Résumé de la décision
Dans cette affaire, Mme D...C..., ressortissante malienne, a contesté la décision du ministre de l'intérieur du 31 mars 2014, qui avait ajourné sa demande de naturalisation pour une durée de deux ans. Par un jugement du 17 mars 2016, le tribunal administratif de Nantes a rejeté sa demande d'annulation. Mme C... a alors interjeté appel devant la cour. La cour a confirmé le jugement du tribunal administratif, considérant que la décision du ministre était suffisamment motivée et que les moyens invoqués par la requérante n'étaient pas fondés.
Arguments pertinents
1. Imposition d’un critère d’insertion professionnelle : La cour a souligné que le ministre chargé des naturalisations a le pouvoir de considérer le degré d'insertion professionnelle d'un postulant, ainsi que la stabilité de ses ressources, comme des critères pertinents. Le jugement indique : « dans le cadre de cet examen d'opportunité, il peut légalement prendre en compte, sous le contrôle du juge de l'excès de pouvoir, le degré d'insertion professionnelle du postulant, ainsi que le niveau et la stabilité de ses ressources ».
2. Mise en avant de la motivation de la décision : La cour a écarté l’argument selon lequel la décision aurait été insuffisamment motivée, affirmant que la décision contestée faisait état du manque de ressources suffisantes et stables de Mme C..., ce qui justifiait l'ajournement : « elle énonce les considérations de droit et les éléments de fait propres à la situation personnelle de l'intéressée qui en constituent le fondement ».
3. Absence de discrimination et d’erreur manifeste d’appréciation : Le tribunal a également relevé que l’argument de Mme C... selon lequel la décision était discriminatoire ou fondée sur des éléments erronés, n'était pas soutenu par des éléments nouveaux : « la circonstance que la précédente demande de Mme C... a également fait l'objet d'une décision d'ajournement à deux ans n'est pas de nature à établir qu'elle ferait l'objet, par la décision contestée, d'une mesure discriminatoire ».

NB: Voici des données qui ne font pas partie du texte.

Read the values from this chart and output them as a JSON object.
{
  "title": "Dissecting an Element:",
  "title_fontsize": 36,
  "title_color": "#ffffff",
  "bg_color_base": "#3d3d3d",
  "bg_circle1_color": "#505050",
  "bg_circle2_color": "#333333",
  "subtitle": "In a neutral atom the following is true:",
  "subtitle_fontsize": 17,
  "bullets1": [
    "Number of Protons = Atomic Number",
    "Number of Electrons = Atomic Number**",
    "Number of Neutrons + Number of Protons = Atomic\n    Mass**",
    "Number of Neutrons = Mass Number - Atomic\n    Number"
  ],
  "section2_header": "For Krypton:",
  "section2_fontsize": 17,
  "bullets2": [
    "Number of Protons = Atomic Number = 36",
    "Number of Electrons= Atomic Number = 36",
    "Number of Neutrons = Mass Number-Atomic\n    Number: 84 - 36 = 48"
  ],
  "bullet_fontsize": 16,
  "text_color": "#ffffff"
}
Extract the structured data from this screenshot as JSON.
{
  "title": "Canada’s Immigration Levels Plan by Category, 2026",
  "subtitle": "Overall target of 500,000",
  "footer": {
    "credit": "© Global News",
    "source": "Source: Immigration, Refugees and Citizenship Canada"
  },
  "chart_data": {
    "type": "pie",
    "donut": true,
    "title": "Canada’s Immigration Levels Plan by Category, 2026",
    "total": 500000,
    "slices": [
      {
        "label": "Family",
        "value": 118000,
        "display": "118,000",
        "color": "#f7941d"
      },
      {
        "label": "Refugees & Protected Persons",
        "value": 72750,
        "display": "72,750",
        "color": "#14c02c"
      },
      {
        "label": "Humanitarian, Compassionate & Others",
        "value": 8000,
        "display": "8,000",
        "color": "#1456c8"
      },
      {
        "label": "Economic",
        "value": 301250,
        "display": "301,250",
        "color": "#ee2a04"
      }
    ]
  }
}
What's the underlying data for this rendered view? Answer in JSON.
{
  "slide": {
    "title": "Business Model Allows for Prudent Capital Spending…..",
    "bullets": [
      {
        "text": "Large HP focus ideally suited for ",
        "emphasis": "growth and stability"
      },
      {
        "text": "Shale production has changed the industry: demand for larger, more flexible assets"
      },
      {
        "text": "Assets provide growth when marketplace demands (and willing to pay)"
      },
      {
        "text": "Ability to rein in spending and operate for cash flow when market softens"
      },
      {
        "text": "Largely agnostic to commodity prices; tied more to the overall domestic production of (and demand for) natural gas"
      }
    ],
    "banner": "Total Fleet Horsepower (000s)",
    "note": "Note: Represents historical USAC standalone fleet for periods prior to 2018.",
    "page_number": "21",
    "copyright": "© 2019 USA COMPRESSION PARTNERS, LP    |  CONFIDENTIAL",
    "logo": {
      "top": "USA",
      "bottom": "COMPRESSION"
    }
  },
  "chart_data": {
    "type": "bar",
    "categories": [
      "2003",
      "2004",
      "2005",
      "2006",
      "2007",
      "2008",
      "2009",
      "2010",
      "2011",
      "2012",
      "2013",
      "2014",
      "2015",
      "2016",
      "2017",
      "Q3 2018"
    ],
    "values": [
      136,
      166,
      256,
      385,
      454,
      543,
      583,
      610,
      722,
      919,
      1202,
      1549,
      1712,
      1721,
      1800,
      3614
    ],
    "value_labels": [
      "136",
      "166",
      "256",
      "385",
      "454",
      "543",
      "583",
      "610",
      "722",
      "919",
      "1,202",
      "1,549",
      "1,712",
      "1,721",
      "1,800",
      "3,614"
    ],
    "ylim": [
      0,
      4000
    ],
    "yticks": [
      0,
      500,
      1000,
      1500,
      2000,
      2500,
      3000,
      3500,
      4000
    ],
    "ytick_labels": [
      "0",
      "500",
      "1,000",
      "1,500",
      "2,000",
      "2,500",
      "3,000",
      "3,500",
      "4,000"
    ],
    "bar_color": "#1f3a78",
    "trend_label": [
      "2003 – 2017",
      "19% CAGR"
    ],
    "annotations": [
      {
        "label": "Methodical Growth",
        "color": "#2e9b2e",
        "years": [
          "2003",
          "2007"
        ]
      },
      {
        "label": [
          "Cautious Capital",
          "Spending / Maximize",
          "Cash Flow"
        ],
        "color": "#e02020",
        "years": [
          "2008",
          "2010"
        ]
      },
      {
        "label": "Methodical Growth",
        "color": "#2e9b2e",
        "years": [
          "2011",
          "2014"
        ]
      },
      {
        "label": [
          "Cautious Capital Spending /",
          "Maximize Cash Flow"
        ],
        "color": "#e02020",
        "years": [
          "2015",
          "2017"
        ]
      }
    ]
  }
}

Interprétations et citations légales
1. Sur le principe de motivation des décisions administratives : L'article 27 du Code civil prévoit : « Toute décision déclarant irrecevable, ajournant ou rejetant une demande d'acquisition, de naturalisation ou de réintégration par décret ainsi qu'une autorisation de perdre la nationalité française doit être motivée ». Ce texte impose une obligation de motivation qui a été respectée par le ministre.
2. Sur la procédure d'ajournement : Selon l'article 48 du Décret du 30 décembre 1993, « Si le ministre chargé des naturalisations estime qu'il n'y a pas lieu d'accorder la naturalisation ou la réintégration sollicitée, il prononce le rejet de la demande. Il peut également en prononcer l'ajournement en imposant un délai ou des conditions ». Ceci confirme la légitimité de la décision d'ajournement prononcée dans le cas de Mme C..., qui n'avait pas démontré une insertion professionnelle suffisante.
3. Sur l’appréciation par le ministre : L'article 21-15 du Code civil stipule que « l'acquisition de la nationalité française par décision de l'autorité publique résulte d'une naturalisation accordée par décret à la demande de l'étranger » et confère au ministre une large marge d'appréciation pour déterminer les conditions dans lesquelles cette naturalisation peut être accordée.
Ces éléments juridiques encadrent non seulement la décision contestée, mais également le pouvoir discrétionnaire reconnu au ministre dans l'évaluation des demandes de naturalisation.